Murkudis Laden befindet sich in einem Hinterhof. Der Concept-Store, angesiedelt in einer kargen Halle mit weißen Wänden, ist ein Hort der schönen Dinge. „Ich bin auf diesen Hof gekommen, alles stand leer, es war recht ungastlich.“ Einige Kunden hätten gesagt: „Wir kommen nicht hierher“. Murkudis dachte nur: „Ist mir egal.“ Er kennt die Gegend, besuchte die in einer Nebenstraße gelegene Sophie-Scholl-Schule.
„Es ist eine hässliche Straße, eine Durchgangsstraße, nach wie vor“
Ob sich hier viel verändert hat, im Vergleich zu früher? Nein, sagt Murkudis. Der Fleischer, der Bäcker und der Schreibwarenhandel von früher sind noch da. Und auch die Joseph-Roth-Diele, ein uriges Restaurant, benannt nach dem jüdischen österreichischen Schriftsteller. Passend zur Potsdamer Straße heißt eine Novelle von ihm: „Triumph der Schönheit“, ein anderer Roman „Rechts und links“.
„Es ist eine hässliche Straße, eine Durchgangsstraße, nach wie vor“, sagt Murkudis. Direkt an der Straße befindet sich der zweite Raum seines Ladens. Blickt man nach draußen, dann sieht man Müll und das Wintergartenvarieté. Drinnen stehen Plattenspieler. Bleistiftzeichnungen von eigenartigen Räumen, die aussehen wie Büros in toten Fabriken, hängen an der Wand. Sie stammen von dem Künstler Carsten Nicolai. Als Alva Noto macht er geisterhafte Experimentalmusik.

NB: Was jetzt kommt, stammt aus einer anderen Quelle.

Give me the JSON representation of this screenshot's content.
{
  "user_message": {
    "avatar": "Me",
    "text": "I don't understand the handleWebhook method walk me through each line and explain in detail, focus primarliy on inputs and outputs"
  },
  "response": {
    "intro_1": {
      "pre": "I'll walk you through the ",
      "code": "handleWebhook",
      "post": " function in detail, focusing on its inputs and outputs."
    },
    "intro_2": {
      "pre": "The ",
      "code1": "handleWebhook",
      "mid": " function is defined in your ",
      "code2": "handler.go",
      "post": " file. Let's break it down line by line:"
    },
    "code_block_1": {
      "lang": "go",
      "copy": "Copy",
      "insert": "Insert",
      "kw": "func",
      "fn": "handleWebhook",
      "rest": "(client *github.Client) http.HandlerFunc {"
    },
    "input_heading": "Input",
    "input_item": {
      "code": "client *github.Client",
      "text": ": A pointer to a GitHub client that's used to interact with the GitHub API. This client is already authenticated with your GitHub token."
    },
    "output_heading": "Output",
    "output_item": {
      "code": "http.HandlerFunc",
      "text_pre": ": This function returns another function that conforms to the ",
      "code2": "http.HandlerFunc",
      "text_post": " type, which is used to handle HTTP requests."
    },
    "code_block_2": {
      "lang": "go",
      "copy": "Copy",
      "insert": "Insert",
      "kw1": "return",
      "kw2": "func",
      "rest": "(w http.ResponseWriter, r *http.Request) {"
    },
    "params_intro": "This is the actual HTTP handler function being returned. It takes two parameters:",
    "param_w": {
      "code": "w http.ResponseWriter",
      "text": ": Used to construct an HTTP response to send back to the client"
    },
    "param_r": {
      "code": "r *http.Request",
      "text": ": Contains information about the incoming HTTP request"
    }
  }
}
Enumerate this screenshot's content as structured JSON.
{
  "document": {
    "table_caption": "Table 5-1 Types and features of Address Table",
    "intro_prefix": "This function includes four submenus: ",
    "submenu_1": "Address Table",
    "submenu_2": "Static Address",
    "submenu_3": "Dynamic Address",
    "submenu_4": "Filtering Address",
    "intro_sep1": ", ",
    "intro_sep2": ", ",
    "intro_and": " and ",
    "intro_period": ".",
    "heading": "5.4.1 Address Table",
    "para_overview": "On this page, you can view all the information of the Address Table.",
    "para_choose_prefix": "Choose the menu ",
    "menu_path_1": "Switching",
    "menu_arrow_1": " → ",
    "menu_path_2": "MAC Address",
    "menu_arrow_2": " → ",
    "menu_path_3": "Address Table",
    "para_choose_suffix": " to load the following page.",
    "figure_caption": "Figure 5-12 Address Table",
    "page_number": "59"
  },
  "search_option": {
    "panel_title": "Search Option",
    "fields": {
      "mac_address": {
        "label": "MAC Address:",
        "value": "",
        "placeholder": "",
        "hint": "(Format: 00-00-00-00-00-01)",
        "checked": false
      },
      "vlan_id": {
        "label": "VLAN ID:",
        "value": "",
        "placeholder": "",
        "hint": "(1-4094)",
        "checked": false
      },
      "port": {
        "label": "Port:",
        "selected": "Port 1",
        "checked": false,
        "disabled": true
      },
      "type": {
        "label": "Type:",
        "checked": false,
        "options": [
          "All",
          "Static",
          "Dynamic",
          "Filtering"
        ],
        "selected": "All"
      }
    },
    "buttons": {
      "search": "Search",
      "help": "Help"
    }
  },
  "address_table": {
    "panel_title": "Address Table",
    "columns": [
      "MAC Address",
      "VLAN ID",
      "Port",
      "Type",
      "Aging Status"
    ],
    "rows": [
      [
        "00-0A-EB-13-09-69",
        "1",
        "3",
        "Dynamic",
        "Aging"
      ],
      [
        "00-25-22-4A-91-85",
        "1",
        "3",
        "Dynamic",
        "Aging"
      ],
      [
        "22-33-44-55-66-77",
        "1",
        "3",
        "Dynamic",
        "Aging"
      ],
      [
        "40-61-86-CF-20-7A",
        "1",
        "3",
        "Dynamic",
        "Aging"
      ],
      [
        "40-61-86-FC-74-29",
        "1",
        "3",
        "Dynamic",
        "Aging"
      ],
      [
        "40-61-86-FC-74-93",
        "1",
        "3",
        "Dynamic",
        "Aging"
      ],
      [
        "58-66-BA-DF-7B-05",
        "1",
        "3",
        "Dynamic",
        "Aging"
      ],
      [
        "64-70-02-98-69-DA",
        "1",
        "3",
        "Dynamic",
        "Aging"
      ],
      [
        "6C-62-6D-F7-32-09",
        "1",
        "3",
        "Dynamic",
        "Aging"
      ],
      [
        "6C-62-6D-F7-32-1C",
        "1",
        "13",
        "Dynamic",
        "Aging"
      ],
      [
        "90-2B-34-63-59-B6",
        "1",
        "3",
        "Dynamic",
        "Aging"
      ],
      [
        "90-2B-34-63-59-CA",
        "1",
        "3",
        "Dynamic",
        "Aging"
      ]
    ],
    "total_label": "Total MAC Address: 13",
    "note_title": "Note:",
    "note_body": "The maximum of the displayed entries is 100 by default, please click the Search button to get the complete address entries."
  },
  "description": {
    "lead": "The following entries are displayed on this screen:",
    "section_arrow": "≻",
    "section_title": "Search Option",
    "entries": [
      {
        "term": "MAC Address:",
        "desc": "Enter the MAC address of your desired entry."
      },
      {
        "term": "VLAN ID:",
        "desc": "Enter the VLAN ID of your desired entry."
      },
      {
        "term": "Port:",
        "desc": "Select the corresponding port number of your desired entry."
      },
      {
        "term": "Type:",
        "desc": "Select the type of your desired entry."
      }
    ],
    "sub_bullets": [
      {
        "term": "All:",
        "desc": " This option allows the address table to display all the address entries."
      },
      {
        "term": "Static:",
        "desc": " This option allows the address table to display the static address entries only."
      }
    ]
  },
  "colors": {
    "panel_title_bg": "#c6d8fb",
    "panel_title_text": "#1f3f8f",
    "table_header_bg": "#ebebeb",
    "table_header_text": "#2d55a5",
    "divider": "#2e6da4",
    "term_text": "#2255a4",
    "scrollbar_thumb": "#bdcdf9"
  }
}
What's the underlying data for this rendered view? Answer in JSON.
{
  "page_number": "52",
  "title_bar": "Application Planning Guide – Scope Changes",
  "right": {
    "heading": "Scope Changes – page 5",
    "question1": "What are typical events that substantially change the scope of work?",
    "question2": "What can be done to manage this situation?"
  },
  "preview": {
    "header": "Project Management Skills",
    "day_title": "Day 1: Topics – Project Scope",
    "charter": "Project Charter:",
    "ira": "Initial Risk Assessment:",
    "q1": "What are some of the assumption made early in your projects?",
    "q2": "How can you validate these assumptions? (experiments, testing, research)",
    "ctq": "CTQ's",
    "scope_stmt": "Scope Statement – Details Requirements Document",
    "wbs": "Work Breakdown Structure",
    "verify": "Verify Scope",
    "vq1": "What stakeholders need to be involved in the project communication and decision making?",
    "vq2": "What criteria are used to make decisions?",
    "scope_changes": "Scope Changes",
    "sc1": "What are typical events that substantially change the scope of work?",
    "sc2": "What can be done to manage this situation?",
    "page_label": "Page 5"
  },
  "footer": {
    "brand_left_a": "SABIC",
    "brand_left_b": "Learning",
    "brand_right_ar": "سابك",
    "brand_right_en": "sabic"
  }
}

Am Wochenende steht er in diesem Raum, den ihm sein Freund Andreas Murkudis zur Verfügung gestellt hat. Man kann hier mit ihm zusammen seine Musik hören, wenn man das will. Wieder so ein Ruhepol. Im März wird all das verschwunden sein. Ein Ort so fluide wie die Potsdamer Straße selbst. Murkudis bespielt den Raum ständig neu. „Man muss seine Kunden hierherholen“, sagt er noch und meint damit die Potsdamer Straße im Allgemeinen. „Einige, vor allem internationale Kunden, finden den Laden nicht, irren umher.“
Umherirrende erblicken dann vielleicht den Slogan „This Will Not End Well“, der am Gebäude der Neuen Nationalgalerie zu lesen ist. Dort läuft gerade die Nan Goldin-Retrospektive. Oder LSD, Love, Sex and Dreams, in roten Lettern an einem mehrstöckigen Sexkaufhaus einige hundert Meter entfernt, in dem sich Sexarbeiterinnen Zimmer mieten können. Oder sie sehen in einem Café namens Need a break?! Autor:in Hengameh Yaghoobifarah sitzen und teilnahmslos aus dem Fenster schauen.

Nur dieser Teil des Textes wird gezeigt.